Il y avait précisément dans le port de Victoria deux bâtiments, le Chantenay de Nantes, et le Forward de Liverpool, que la désertion d’un certain nombre de matelots laissait en grand embarras.

Toutefois M. Bourcart se croyait, autant qu’on peut l’être, sûr de ses hommes. Est-ce qu’ils ne seraient pas retenus par l’espoir de participer aux bénéfices de cette campagne aussi fructueuse pour eux que pour les armateurs du Saint-Enoch ?… Néanmoins, une surveillance assez sévère s’imposait, et les permissions de quitter le navire ne devraient être que rarement accordées. Mieux valait incontestablement donner double ration à bord après une pénible journée de travail, que de voir l’équipage courir les taps et les bars, où les matelots ont bientôt fait de mauvaises connaissances.

Quant à M. Bourcart, il eut, en premier lieu, à s’occuper de placer sa cargaison sur le marché de Victoria.
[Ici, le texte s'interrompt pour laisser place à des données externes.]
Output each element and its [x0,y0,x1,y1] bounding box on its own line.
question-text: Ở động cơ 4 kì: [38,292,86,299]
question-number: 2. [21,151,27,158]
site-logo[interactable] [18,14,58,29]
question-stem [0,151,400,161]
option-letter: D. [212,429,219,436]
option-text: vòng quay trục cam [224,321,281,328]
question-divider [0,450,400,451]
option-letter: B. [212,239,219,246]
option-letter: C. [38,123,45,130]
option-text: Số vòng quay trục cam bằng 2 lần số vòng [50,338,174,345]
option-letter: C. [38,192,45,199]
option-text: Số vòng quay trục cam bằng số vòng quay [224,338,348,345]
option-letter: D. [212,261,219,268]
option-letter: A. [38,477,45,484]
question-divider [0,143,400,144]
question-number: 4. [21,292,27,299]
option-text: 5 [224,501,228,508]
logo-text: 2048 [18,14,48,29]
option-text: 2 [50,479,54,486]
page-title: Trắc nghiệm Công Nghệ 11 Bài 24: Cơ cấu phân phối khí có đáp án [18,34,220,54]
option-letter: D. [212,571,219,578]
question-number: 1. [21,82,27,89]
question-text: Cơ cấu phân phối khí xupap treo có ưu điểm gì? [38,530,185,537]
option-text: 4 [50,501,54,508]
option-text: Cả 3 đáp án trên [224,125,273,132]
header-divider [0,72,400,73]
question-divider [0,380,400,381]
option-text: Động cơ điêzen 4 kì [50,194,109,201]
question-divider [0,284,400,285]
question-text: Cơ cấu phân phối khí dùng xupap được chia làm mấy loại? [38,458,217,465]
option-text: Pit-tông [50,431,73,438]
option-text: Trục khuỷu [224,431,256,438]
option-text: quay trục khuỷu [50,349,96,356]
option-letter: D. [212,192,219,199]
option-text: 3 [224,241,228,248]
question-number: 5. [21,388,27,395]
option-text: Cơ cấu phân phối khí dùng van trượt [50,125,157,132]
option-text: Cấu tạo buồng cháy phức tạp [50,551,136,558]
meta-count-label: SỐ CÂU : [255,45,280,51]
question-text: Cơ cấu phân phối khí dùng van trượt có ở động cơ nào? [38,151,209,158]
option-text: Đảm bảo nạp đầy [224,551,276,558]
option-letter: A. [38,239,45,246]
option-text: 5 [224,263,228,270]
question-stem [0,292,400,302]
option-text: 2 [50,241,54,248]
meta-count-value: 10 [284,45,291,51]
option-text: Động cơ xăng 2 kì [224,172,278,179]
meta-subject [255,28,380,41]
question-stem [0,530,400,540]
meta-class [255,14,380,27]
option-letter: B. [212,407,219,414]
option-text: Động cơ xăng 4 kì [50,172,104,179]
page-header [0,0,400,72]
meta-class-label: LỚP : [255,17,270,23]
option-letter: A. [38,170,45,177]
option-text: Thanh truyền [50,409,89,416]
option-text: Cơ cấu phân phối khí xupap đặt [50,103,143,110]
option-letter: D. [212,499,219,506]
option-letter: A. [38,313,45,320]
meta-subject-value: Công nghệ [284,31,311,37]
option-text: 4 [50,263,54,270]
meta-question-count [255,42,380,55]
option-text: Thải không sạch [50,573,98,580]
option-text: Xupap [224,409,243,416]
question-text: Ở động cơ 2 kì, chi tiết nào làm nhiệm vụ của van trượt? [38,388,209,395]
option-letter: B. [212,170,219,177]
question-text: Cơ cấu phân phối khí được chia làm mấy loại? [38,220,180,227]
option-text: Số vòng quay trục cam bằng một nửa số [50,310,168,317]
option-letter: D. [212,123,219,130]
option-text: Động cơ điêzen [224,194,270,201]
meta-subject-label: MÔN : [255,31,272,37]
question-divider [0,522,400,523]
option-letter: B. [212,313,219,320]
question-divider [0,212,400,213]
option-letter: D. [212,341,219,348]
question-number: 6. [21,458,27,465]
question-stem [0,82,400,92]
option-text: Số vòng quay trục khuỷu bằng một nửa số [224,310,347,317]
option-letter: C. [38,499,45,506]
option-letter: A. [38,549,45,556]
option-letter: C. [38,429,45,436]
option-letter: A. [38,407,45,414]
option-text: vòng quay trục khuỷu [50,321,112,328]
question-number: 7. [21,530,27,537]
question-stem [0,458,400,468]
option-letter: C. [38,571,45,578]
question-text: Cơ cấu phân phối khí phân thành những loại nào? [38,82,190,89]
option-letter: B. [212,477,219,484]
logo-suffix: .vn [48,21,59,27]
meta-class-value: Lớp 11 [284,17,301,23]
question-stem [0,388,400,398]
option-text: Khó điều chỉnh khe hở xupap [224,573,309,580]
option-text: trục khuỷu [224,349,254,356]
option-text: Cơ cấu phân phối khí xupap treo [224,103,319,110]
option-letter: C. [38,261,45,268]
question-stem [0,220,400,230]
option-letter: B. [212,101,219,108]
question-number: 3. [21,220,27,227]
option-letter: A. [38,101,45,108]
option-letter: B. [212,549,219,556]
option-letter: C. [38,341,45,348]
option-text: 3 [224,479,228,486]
Aussi, dès qu’il eut débarqué, se rendit-il chez M. William Hope, l’un des principaux courtiers de marchandises.

Le docteur Filhiol, n’ayant aucun malade à soigner, aurait tout loisir de visiter la ville et les environs. Peut-être eût-il entrepris de visiter l’île, si les moyens de communication n’eussent manqué. Point de routes, à peine des sentiers à travers les forêts épaisses de l’intérieur. Il serait donc contraint de restreindre le cercle de ses explorations.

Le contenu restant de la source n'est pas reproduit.